‘Exit West’ and ‘The Golden Legend’ could be Pakistan’s literary game-changers
This is a strong year for Pakistani fiction. Two excellent novels, ‘Exit West’ and ‘The Golden Legend’, by two excellent novelists, Mohsin Hamid and Nadeem Aslam, have been published to great critical acclaim. Another, ‘Home Fire’ by Kamila Shamsie, is forthcoming in August and is already being endorsed by a plethora of writers.
Historically, the Man Booker Prize, one of the most prestigious literary prizes in the world, has been won by Indian writers five times. No Pakistani writer has won it and only three, including Aslam and Hamid, have been nominated. This year, with two strong and worthy contenders, Pakistani writers have a great chance of featuring on the long list, which will be announced today.
‘Exit West’ is a searing and timely novel that charts the escape of two lovers from their unnamed war-torn hometown. Saeed and Nadia, characteristically polar opposites, meet and fall in love during the civil war. Blistering with desire but mired by the atrocities of the war, they are ensconced by market bombings, open-fires, militants and surveillance drones. A serendipitous encounter with an agent buys them the opportunity for escape, a chance to trickle through the uncanny magical doors like sand.
This is the first time Hamid has ventured into the capricious territory of magical realism, and in a novel that deals with profound themes, it somehow, oddly, surprisingly, works. The magical doors become a metaphor for the unpredictability and imperceptibility of escape.

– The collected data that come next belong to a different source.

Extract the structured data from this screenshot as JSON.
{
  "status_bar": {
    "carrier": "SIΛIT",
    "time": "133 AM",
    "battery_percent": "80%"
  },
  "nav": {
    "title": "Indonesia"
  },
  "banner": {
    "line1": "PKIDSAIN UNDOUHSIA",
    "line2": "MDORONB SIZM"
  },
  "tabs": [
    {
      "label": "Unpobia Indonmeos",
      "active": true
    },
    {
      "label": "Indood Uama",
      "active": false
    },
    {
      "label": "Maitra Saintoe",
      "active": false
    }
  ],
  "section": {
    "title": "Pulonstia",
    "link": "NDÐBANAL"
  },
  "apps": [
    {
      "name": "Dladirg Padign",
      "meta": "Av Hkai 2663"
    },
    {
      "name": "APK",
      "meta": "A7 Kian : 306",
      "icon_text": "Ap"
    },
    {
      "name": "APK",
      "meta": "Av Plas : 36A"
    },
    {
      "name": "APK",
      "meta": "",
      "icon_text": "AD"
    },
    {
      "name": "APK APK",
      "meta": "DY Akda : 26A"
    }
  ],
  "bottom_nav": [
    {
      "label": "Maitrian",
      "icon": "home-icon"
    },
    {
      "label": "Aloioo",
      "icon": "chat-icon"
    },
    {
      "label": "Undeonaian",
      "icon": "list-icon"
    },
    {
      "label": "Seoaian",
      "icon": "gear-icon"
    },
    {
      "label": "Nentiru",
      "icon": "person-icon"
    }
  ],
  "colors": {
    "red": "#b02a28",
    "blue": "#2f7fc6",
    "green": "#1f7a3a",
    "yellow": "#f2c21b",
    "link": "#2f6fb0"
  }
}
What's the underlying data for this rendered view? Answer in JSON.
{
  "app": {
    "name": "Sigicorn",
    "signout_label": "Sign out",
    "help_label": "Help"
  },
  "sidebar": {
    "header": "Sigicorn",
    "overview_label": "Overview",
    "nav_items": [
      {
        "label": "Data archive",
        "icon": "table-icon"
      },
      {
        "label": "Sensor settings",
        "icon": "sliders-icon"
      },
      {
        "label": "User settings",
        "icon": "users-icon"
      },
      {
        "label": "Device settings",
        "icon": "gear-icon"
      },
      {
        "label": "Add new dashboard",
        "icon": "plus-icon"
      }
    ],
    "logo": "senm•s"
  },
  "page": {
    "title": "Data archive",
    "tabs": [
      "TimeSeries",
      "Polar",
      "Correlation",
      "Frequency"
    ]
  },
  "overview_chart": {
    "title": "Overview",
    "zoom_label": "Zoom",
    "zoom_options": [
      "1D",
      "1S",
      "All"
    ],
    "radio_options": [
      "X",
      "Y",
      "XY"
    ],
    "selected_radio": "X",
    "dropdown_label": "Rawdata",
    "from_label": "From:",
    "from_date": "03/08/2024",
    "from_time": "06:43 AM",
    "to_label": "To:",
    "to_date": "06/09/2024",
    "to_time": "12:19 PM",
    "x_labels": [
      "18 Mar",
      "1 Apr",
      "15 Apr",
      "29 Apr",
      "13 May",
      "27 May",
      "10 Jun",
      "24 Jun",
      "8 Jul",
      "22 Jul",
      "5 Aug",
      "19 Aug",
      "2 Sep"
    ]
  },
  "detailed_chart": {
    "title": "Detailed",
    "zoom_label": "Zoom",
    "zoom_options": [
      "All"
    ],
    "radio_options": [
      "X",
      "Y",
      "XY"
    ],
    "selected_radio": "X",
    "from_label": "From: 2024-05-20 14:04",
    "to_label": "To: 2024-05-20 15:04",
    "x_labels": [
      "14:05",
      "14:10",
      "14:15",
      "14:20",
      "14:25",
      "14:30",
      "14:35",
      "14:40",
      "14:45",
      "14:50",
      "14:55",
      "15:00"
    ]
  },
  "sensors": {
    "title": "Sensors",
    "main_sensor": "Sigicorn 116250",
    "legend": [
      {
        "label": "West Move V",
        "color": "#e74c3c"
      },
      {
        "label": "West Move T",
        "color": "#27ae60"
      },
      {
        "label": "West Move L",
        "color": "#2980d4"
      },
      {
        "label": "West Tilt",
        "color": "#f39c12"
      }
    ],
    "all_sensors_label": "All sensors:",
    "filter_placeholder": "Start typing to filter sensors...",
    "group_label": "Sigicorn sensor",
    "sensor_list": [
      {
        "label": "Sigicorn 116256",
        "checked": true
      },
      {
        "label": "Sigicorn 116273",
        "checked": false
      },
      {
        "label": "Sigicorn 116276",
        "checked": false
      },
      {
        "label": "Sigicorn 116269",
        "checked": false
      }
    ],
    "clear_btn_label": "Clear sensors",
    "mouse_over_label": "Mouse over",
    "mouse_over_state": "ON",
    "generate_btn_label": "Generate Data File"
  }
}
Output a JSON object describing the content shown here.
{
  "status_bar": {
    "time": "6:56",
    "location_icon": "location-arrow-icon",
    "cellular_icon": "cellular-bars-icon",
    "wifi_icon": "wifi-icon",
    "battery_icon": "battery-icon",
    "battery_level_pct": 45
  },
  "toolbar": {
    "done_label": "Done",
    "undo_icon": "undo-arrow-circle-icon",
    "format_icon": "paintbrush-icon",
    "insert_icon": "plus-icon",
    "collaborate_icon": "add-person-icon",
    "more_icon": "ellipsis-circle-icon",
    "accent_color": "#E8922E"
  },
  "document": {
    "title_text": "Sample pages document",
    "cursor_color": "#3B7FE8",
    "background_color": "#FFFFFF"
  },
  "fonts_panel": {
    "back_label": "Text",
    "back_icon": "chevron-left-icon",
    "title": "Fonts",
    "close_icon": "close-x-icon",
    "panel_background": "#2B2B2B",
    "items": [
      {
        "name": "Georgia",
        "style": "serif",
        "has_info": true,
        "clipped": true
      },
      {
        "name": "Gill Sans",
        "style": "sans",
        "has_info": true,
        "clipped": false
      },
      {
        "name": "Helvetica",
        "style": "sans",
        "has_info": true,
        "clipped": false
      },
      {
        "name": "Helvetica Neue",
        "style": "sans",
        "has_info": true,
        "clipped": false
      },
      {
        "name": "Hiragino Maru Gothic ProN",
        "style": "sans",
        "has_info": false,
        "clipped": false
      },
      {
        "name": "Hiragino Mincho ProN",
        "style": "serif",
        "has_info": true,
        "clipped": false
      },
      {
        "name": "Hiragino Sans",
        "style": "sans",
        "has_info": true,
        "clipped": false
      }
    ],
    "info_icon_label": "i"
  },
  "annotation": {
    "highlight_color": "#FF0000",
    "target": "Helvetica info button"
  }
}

The doors, sucking them in, take them to the beaches of Greece, the gardens of England and the streets of the US. Each of these places is saturated with refugees; they live in tents, on the roads, and they are hurdled, condensed, hundreds in a single compound. With a supple aplomb that has characterised his earlier books, here, too, Hamid vivisects the emotional labour of his characters even as, on surface, he depicts their physical pain. With a shockingly acute insider’s eye for detail, he unfurls the calculus of dislocation, the psychology of loss and the enigma of exile.
In this compelling novel, Hamid does much more than regurgitate the stereotypes and banalities that are globally percolating about the refugee crises. In spare and haunting prose, he stitches the wounds of his characters, the refugees, and as we, the readers, linger on, his words heal us too.
Very different in style, writing and theme, but equally dazzling is Aslam’s ‘The Golden Legend’. Aslam is a master of stylistic brilliance and in his latest book, as in his earlier ones, he blends the beautiful and the revolting, the warming and the wrenching, together. The book is rife with subtle nods to actual political and social incidents in Pakistan. The Raymond Davis case, the lynching and burning of Christian communities, the murder of a newspaper editor over the publication of a controversial cartoon, all these tragedies feel very close to home.
Massud, an architect, is gunned down by an American man at a marketplace in the fictional city Zamana that seems to be a thinly disguised version of Lahore. After Massud’s death, his wife, Nargis, is confronted with the demands of the Pakistan Military and the US intelligence who want her to publicly forgive the murderer. When mere insistence turns to brutal violence, Nargis and her Christian guardian, Helen, escape.
Meanwhile, Helen’s father, Lily, becomes involved in a scandal with the local Muslim cleric’s daughter, Ayesha. When their ‘disgraceful’ union is publicly announced through the loud speakers of the local mosque, hundreds of Christian houses in the vicinity are burned down and hundreds of Muslims are set loose to capture and murder the trespasser, Lily. Lily, Helen and Nargis, as well as their chance companion, Imran, are haunted by the effluvia of their past lives. Each is trying to escape violence, to protect their lives, and as their lives converge, during the climax scene, we are reminded of how dramatic and yet deeply moving Aslam’s fiction can be.
It is a sad book, full of tragedies, violence, blood, injustice, and the knowledge of how each of this is incited by the arithmetic of power relations of class, religion and gender. But it is never devoid of warmth and hope. Aslam, the polemicist, suffuses the book with the political turmoil of our nation; Aslam, the writer, injects empathy into every crevice of this book and into his characters’ lives. The prose feels less heavy-handed than in his previous books, though there is plenty of lyricism here too. The plot is a lesser concern to Aslam, a stylist who revels in the beauty of small, ephemeral moments, in the ignored minutia of daily life.
While Hamid’s lambent novel deals with the global refugee crises, Aslam’s vital book reminds us of the copious injustices ubiquitous in our own country. Hamid’s book is just as vital and timely as Diksha Basu’s ‘The Windfall’. Aslam’s book is just as engrossing and compelling as Arundhati Roy’s ‘The Ministry of Utmost Happiness’. But will Indian writers, once again, outweigh their cross-border counter parts in this year’s literary prize bonanza?
If there is any justice in these things, and if literary prizes mean anything at all, not one, but both of these books will be front-runners for this year’s Booker Prize.